El investigador Isidro Sánchez, del Centro de Investigación del Cáncer de Salamanca, quien ya anunció en 2017 que la leucemia infantil se podría prevenir, trabaja desde entonces en un proyecto llamado Cunina, junto con el doctor Manuel Ramírez Orellana, jefe de Terapias Avanzadas del Hospital Niño Jesús de Madrid, en el estudio de las mutaciones genéticas implicadas, para llegar a la prevención de esta enfermedad en niños.

“Cada vez estamos más cerca de alcanzar esa meta”, es la certeza de los mejores científicos del mundo y la apuesta de la Fundación Unoentrecienmil para que, en unos años, se pueda actuar “de forma preventiva y no reactiva” frente a este tipo de cáncer que es la causa de muerte más frecuente en niños en países desarrollados y que en las últimas décadas ha experimentado un aumento. La leucemia aguda de células B representa, por tanto, un importante problema de salud pública.

En la segunda fase del proyecto Cunina, la investigación impulsada por Unoentrecienmil, se van a validar funcionalmente dos hallazgos importantes obtenidos en la primera fase, en la que se estudiaron 100 familias donde un hijo había tenido LLA (Leucemia Linfoblástica Aguda).

Por un lado, niños y adolescentes que han desarrollado leucemia acumulan en su línea germinal mutaciones en genes relacionados con la vía de reparación del ADN antes no reconocidas. Por otro, alteraciones germinales del gen llamado ‘TFC3’ aparecen en familias de hermanos que desarrollan leucemia, lo que sugiere que puede ser un nuevo gen de predisposición.

El proceso que se inicia ahora consiste en comprobar tanto en ratones como en células humanas en laboratorio, que estas modificaciones genéticas concretas confieren una alta probabilidad de que desarrolle una leucemia de células tipo B.

Inicio y financiación

Elena Huarte-Mendicoa, directora general de la Fundación Unoentrecienmil recordó cómo hace seis años, los doctores Isidro Sánchez y Manuel Ramírez Orellana le explicaron la importancia de sacar adelante esta investigación dada la evidencia de llegar en unos años a poder prevenir esta enfermedad: “Lo vi claro, confié en los investigadores y aunque no éramos una fundación con muchos recursos entonces, invertimos más de 540.000 euros porque no podíamos dejar de apoyar algo tan importante. En esta segunda fase, añadimos otros 900.000 euros y estamos seguros de que en breve tendremos esos resultados ansiados que salvarán tantas vidas de niñas y niños”, explicó.
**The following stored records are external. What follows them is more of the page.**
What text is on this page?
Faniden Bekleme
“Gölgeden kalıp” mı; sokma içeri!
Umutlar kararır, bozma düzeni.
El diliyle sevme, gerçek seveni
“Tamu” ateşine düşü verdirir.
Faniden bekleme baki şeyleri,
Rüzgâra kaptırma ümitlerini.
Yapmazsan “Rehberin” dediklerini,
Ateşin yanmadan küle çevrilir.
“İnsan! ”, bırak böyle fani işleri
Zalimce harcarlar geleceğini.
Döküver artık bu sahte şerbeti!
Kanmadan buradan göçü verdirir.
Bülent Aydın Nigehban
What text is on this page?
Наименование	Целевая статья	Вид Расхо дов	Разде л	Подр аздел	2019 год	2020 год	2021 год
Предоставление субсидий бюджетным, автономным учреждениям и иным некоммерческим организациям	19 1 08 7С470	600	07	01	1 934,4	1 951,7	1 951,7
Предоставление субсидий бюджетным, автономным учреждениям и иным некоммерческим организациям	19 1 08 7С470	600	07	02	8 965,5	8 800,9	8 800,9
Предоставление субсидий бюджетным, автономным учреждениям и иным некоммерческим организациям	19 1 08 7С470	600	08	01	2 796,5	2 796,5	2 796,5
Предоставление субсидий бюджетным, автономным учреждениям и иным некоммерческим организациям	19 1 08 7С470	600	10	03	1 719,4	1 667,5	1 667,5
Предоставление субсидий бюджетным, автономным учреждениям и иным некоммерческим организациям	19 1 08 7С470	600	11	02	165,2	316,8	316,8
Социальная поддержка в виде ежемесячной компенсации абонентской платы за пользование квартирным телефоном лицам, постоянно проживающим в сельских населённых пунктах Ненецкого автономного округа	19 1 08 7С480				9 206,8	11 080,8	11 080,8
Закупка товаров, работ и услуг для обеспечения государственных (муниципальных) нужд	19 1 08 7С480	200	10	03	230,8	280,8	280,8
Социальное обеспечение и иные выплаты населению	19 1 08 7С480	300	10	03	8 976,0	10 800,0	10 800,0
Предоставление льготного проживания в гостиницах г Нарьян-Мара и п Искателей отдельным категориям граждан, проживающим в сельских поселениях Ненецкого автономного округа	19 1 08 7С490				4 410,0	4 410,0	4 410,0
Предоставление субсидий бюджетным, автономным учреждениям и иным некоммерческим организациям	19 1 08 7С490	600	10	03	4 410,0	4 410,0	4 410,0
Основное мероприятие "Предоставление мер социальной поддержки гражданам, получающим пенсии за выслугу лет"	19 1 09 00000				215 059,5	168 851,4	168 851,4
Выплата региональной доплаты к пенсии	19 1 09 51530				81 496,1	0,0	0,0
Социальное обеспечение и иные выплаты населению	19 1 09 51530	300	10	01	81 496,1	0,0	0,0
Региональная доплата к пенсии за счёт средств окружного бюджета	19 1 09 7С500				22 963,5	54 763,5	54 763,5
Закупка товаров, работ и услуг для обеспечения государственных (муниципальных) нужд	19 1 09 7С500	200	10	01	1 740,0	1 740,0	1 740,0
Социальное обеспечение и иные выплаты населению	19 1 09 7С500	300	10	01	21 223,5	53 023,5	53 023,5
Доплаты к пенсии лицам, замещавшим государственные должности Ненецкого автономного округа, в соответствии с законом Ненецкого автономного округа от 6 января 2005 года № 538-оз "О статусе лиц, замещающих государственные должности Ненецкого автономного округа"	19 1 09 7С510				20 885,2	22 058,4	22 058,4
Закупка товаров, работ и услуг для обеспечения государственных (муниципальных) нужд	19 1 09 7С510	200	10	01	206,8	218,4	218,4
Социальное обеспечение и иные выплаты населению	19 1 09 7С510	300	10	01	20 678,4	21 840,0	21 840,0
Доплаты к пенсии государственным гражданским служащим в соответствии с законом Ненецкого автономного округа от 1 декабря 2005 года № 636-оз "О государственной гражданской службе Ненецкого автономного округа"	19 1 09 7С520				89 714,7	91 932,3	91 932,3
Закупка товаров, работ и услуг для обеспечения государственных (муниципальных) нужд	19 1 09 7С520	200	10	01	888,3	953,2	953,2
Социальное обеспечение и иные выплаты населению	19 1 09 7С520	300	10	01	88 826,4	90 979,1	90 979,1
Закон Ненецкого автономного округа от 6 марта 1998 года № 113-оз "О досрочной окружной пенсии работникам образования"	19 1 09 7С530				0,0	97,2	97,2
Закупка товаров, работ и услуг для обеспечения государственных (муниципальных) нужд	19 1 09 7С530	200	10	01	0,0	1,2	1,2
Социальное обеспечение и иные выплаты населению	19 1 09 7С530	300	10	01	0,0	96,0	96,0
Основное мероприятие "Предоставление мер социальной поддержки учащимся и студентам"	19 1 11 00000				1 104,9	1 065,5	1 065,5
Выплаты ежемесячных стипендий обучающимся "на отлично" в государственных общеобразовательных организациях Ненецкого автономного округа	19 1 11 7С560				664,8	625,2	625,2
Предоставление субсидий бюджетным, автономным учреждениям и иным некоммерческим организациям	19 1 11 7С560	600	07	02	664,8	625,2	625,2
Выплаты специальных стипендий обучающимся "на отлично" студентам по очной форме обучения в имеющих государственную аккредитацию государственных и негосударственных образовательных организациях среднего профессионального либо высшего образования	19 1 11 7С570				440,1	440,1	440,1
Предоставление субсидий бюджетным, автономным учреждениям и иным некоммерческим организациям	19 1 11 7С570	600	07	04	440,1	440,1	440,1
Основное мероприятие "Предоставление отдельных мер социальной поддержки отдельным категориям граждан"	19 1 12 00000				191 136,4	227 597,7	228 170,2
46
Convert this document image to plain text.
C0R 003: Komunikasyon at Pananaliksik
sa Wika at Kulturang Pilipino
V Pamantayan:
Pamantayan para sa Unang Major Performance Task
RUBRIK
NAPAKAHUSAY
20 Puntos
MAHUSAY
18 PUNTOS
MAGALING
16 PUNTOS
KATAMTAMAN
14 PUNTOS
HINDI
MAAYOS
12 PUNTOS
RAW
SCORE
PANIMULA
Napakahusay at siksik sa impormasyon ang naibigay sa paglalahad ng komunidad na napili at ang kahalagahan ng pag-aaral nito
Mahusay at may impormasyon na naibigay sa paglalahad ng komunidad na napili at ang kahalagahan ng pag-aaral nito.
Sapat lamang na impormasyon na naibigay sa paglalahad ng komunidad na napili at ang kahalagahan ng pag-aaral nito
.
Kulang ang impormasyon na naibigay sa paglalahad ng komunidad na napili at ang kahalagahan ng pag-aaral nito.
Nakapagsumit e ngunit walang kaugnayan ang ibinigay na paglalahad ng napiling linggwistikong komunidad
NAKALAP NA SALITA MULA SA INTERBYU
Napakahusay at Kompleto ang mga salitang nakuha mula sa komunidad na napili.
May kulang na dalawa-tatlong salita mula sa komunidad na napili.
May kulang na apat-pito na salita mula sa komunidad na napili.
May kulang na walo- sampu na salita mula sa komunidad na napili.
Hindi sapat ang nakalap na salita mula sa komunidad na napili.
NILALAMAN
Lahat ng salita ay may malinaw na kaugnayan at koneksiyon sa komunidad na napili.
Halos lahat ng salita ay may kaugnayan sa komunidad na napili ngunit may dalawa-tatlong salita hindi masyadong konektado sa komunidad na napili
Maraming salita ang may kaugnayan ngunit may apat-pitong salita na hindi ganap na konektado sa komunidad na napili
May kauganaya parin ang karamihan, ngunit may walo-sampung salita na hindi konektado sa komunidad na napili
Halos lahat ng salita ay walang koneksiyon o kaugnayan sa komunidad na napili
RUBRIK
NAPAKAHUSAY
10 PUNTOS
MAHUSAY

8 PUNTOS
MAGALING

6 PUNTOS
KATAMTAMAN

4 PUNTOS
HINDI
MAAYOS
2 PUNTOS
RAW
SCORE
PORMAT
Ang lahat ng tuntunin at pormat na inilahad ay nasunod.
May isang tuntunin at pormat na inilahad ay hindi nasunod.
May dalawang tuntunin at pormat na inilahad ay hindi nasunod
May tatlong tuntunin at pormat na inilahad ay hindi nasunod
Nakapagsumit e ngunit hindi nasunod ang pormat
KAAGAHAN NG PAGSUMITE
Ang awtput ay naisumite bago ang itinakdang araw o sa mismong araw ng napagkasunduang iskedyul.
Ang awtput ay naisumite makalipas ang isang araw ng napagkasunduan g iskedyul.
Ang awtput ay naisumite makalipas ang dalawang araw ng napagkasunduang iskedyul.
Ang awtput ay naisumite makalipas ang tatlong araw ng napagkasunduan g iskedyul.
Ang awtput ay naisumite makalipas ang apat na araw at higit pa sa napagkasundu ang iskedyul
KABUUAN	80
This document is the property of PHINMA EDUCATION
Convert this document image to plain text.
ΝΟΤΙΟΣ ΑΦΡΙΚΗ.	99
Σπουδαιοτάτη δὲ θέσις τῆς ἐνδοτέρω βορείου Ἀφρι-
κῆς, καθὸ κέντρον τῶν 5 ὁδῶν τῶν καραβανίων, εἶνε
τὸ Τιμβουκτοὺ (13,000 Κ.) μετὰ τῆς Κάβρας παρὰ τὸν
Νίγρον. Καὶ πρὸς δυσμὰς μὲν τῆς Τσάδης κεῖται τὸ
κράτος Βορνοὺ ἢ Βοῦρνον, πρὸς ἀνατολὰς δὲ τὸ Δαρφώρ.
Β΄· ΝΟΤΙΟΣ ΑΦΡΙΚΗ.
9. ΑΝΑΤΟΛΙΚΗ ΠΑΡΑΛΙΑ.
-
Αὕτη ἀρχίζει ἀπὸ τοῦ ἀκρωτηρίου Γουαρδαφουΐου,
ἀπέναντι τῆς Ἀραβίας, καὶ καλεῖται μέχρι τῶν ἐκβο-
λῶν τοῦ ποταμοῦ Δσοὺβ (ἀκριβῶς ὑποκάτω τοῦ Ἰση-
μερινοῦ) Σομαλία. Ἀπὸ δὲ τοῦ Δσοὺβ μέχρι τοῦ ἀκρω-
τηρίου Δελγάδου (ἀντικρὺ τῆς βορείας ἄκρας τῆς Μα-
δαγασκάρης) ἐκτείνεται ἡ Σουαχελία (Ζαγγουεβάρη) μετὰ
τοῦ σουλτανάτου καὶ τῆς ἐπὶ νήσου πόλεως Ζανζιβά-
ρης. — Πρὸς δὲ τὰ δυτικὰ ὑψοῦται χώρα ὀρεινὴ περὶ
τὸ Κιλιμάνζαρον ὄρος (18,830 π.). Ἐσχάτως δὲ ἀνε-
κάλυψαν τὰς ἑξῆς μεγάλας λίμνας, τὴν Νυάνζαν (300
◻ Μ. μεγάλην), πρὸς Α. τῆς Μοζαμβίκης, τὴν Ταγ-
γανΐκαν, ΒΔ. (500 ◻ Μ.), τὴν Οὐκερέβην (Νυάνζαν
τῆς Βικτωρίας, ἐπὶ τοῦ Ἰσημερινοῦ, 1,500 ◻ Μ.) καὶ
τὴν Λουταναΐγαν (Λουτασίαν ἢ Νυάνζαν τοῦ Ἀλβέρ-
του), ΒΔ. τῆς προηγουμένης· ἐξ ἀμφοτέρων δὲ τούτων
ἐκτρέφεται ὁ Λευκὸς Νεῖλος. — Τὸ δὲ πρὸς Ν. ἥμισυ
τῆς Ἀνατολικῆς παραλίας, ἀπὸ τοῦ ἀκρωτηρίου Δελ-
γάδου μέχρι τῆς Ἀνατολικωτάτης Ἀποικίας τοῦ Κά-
Desde hace años, se sabe que las alteraciones genéticas, por ejemplo, en el gen ‘PAX5’, predisponen al desarrollo de la enfermedad y al menos un cinco por ciento de los niños nacen con algún tipo de susceptibilidad genética. Sin embargo, esa predisposición genética por sí sola, no desencadena la enfermedad. La leucemia se produce cuando un individuo con esa mutación genética da origen a un clon preleucémico que permanece inocuo hasta que se expone a otros eventos como una infección común. En el contexto de este estrés inmunológico es cuando se produce la progresión de célula preleucémica a una LLA. Del cinco por ciento de los niños con estas alteraciones genéticas, solo el uno pro ciento desarrolla la leucemia en este momento.

Estudio de 100 familias

El estudio arrancó en el 2019 tras los hallazgos de Isidro Sánchez de su investigación del 2017 en el que se habían obtenido avances en los estudios genómicos que apuntaban a que determinados polimorfismos somáticos están asociados a un mayor riesgo de LLA.

Cunina es el primer estudio que secuencia el exoma completo de 100 tríos familiares (padre-madre-hijo) con esta leucemia. De esta forma se amplía el conocimiento sobre las causas de la enfermedad y las bases genéticas de la predisposición a tener en un futuro esta leucemia.

En enero de 2022 se incorpora al equipo de investigación un perfil bioinformático que permite procesar toda la información recogida del estudio y realizar un análisis de las variantes genómicas, variant calling (proceso computacional para identificar diferencias genéticas entre una secuencia de ADN y un genoma de referencia) y ayuda así a obtener resultados más precisos y en menos tiempo.

En el 2024, tras los resultados prometedores que se obtienen y para acelerar los resultados, se incorporan al estudio el Centro de Biología Molecular Severo Ochoa y la Fundación Jiménez Díaz.